I am a lecturer in the School of Computer Science, and am a member of the School's Text Mining Research Group.
I have been working in the general area of natural language processing since 1979, which I came to through previous studies in language and linguistics. Until 2000, I was with the Department of Language Engineering (and its Centre for Computational Linguistics) at UMIST, when I transferred to UMIST's Department of Computation. In 2004, UMIST and the Victoria University of Manchester came together to form the University of Manchester, where I now work in the School of Computer Science.
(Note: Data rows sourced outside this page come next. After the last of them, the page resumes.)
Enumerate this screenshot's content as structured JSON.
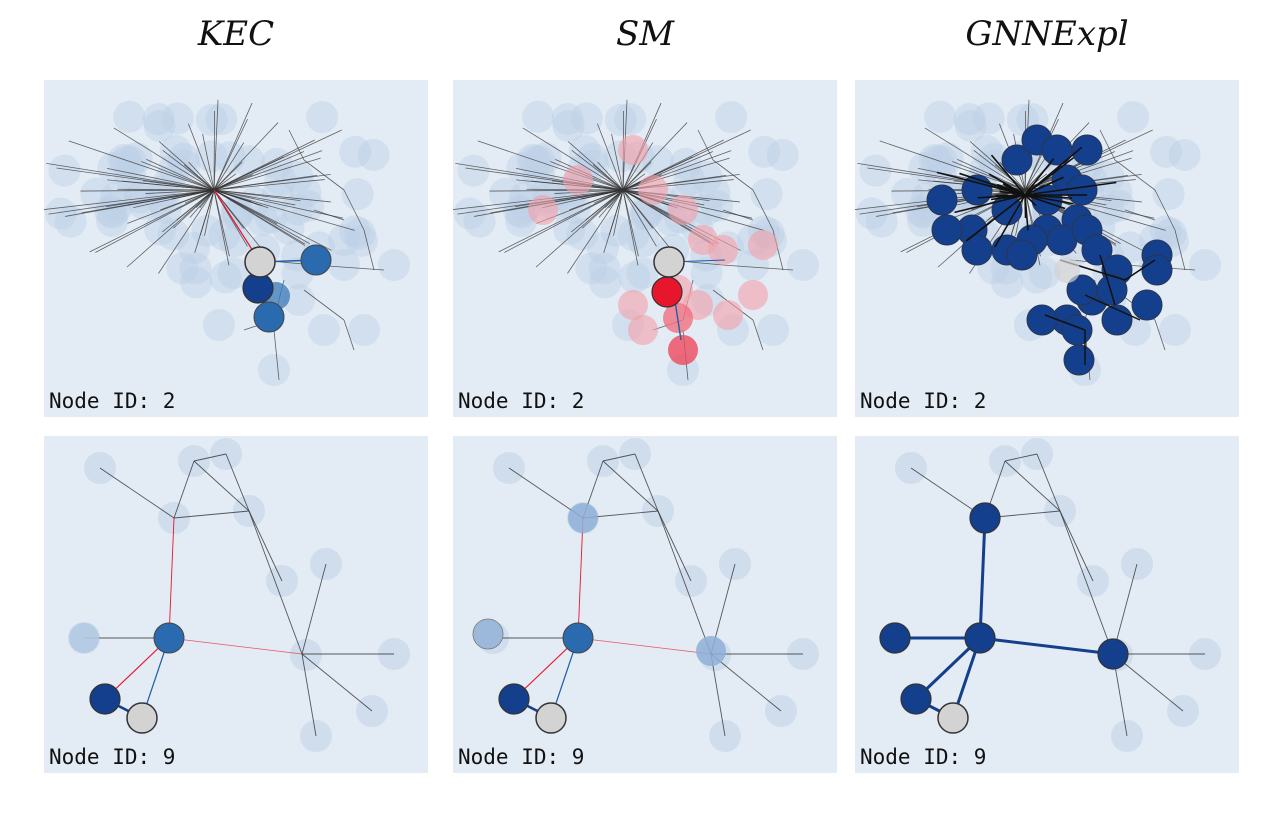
{
  "columns": [
    "KEC",
    "SM",
    "GNNExpl"
  ],
  "node_label_prefix": "Node ID:",
  "rows": [
    {
      "node_id": "2",
      "graph": "dense"
    },
    {
      "node_id": "9",
      "graph": "sparse"
    }
  ],
  "panels": [
    {
      "row": 0,
      "col": 0,
      "method": "KEC",
      "node_label": "Node ID: 2"
    },
    {
      "row": 0,
      "col": 1,
      "method": "SM",
      "node_label": "Node ID: 2"
    },
    {
      "row": 0,
      "col": 2,
      "method": "GNNExpl",
      "node_label": "Node ID: 2"
    },
    {
      "row": 1,
      "col": 0,
      "method": "KEC",
      "node_label": "Node ID: 9"
    },
    {
      "row": 1,
      "col": 1,
      "method": "SM",
      "node_label": "Node ID: 9"
    },
    {
      "row": 1,
      "col": 2,
      "method": "GNNExpl",
      "node_label": "Node ID: 9"
    }
  ],
  "colors": {
    "panel_bg": "#e3ebf4",
    "faint_node": "#bcd0e6",
    "positive_blue": "#1f5fa8",
    "dark_blue": "#143f8c",
    "negative_red": "#e8162c",
    "light_red": "#f4a0a8",
    "target_node": "#d3d3d3",
    "edge_gray": "#333333"
  }
}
For many years, I worked on machine translation (MT) aspects, specifically on MT software design, on sublanguage-based MT, and on computational dictionaries. Multilingual issues and sublanguage concerns also brought me to develop strong interests in computational terminology and the representation of special knowledge. From the mid-80s on, I became involved in various language engineering standardisation initiatives such as EAGLES and ISLE. These focussed particularly on issues of reusability of language resources such as text corpora and electronic dictionaries, and design for reuse. Recently, the reusability issue has been exercising researchers in the context of semantic web ontologies.
In the latter half of the 90s, I moved into the area of information extraction, working on ontology-driven information extraction. The CAFETIERE system, developed by my colleague Bill Black, has been the mainstay of this work.
In September 2004, the National Centre for Text Mining (NaCTeM) was established. This is the first publicly funded national centre for text mining in the world and reflects thus the depth and breadth of text mining expertise here in the university. It is hosted by the School of Computer Science. I am currently the Deputy Director of NaCTeM, which is located in the Manchester Interdisciplinary Biocentre.